In 1875, based upon his experiences in Europe, Inoue published two volumes of documents called (憲法意見控, Ōkoku Kenkoku Hō) ("Constitutions for Kingdoms"), which was primarily a translation of the Prussian and Belgian constitutions with Inoue's own commentary, which he submitted to Iwakura Tomomi. Iwakura recognized Inoue's talent and assigned him to work on the project for drafting a new constitution for Japan. Working with German legal advisor Karl Friedrich Hermann Roesler, Inoue worked on the drafts of the Meiji Constitution, and also drafts of the Imperial Household Law. He also cooperated with Motoda Nagazane in the preparation of the Imperial Rescript on Education.

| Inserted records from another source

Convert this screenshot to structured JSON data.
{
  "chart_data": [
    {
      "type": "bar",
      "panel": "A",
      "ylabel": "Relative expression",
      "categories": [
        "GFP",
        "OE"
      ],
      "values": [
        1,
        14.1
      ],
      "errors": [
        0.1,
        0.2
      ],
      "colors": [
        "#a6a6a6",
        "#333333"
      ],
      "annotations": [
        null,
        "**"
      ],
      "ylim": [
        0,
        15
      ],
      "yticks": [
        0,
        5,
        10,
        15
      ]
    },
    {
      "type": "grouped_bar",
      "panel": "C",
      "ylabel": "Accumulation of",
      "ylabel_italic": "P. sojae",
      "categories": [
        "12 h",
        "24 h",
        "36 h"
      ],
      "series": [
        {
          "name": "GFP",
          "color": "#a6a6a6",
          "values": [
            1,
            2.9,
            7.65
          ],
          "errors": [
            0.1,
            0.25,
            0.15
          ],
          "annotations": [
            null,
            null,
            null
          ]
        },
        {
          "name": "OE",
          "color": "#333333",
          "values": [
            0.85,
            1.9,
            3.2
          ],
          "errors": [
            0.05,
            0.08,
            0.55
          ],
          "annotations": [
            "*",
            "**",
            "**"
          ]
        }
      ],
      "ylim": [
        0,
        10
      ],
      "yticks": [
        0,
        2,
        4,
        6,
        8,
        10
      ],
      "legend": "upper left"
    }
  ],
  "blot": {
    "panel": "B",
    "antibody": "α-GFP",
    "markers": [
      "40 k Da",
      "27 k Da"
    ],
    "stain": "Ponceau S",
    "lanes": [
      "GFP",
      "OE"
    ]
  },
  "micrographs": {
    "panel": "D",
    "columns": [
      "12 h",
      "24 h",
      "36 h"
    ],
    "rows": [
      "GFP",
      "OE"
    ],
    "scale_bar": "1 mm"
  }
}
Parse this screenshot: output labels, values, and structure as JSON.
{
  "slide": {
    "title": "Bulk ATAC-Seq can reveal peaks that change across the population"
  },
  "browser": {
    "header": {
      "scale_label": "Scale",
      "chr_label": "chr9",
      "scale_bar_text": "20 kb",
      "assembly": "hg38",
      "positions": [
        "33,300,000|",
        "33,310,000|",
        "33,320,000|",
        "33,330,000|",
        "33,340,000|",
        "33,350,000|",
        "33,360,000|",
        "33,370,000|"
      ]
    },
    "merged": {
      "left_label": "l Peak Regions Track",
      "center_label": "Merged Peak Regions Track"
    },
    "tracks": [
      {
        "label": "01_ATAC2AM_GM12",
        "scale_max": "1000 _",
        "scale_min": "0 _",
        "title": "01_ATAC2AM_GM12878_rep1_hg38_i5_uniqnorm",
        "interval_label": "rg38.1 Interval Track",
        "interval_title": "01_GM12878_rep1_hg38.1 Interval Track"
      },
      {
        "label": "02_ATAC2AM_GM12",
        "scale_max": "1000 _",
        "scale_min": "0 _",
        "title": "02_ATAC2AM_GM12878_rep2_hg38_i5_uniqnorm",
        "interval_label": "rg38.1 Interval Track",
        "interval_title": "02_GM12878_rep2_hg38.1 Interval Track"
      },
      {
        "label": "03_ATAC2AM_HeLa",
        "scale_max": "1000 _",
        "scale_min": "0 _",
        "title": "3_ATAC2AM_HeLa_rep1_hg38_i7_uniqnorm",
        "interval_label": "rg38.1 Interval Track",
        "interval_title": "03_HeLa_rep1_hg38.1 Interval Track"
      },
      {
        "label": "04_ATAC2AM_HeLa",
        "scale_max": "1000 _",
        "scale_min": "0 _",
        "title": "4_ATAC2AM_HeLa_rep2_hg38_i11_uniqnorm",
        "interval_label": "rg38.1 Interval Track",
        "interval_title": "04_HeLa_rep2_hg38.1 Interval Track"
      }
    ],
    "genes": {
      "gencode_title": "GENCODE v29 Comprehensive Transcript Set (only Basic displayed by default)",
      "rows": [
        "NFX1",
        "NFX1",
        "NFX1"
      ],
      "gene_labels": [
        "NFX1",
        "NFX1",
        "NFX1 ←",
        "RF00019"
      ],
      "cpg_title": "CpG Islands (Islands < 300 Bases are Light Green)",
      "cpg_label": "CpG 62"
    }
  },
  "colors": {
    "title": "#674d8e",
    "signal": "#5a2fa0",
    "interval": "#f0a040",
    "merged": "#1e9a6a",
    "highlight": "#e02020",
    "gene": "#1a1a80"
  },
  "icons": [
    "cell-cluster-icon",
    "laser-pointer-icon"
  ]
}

In 1877 Inoue was appointed Chief Cabinet Secretary, in 1881 Chief Secretary to the House of Peers, in 1884 adjunct Chief Librarian of the Imperial Household Ministry, in 1888 Director General of the Cabinet Legislation Bureau. Inoue became a member of the Privy Council in 1890, and served as Minister of Education in the second Itō administration from 1893. In 1895, he was ennobled with the title of shishaku (viscount) in the kazoku peerage system.